We ended up spending hours walking on the wild beach and talking, and then joined the hosts and a few of their friends who were playing the guitar and singing back at the resort. When we went back to our yurt, it was already late, so we quickly fell asleep to the sound of the waves and the sea nearby.
We weren’t lucky as the nights were foggy, and the lighthouse on the beach kept signaling any possible ships at sea, making an annoying sound every two to three minutes. Apparently, it doesn’t happen too often, but it did both nights we were there. Other than that, the bed was super cozy, and we had blankets to keep us warm overnight, although we didn’t need them, as the temperature was just right.
The next day started with a good coffee and a delicious breakfast the hosts prepared after asking us what we would like to eat.
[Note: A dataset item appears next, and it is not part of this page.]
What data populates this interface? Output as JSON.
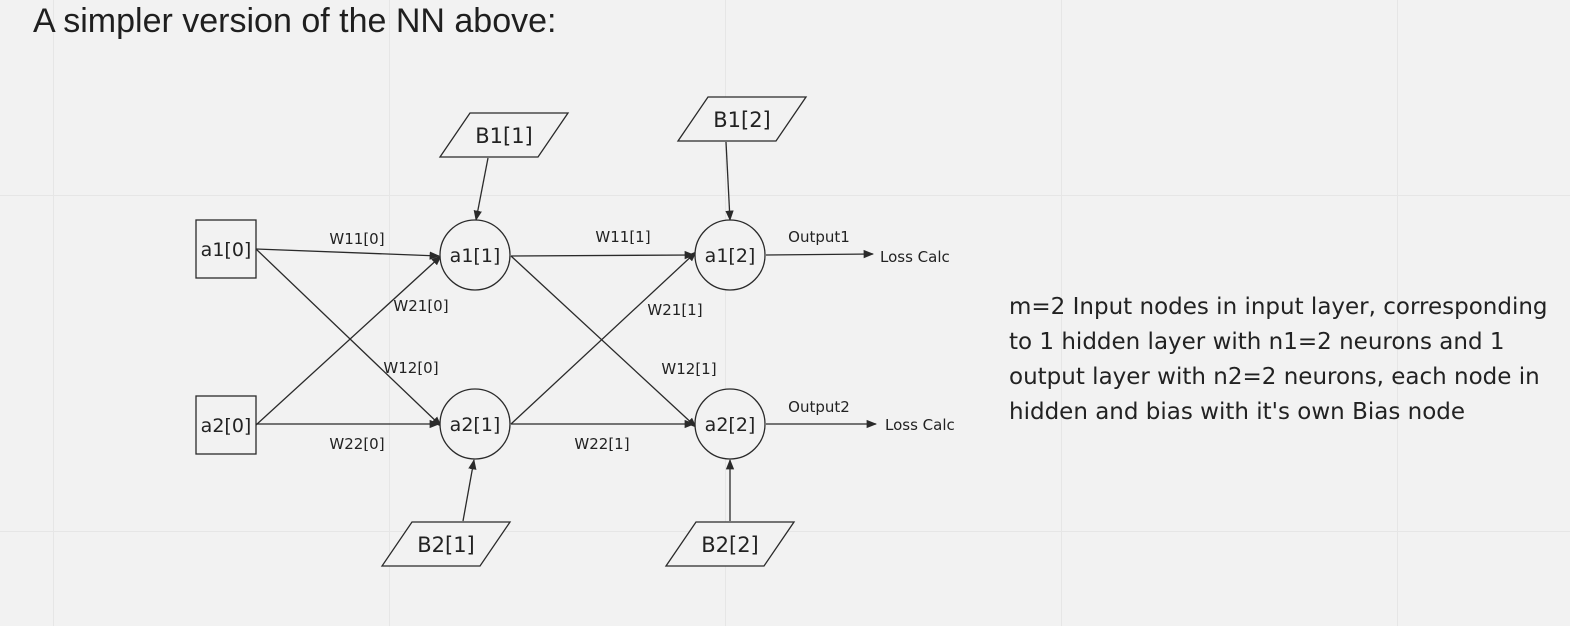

We had omelet and avocado toast, but also lots of fruit and veggies. They were so hospitable and kept asking if there was anything I wasn’t allowed to eat or that I craved since I was pregnant.
We grabbed a second cup of coffee and enjoyed it on the deck near our yurt, where it was just us, the wild vegetation around, and the sea.
As it was time to check out, we left with such a positive vibe, our batteries recharged, and our minds unclogged from all the stress of daily life. It felt so good to be disconnected even if for a short while, and not hear the phone notifications buzzing or worrying about what the time was.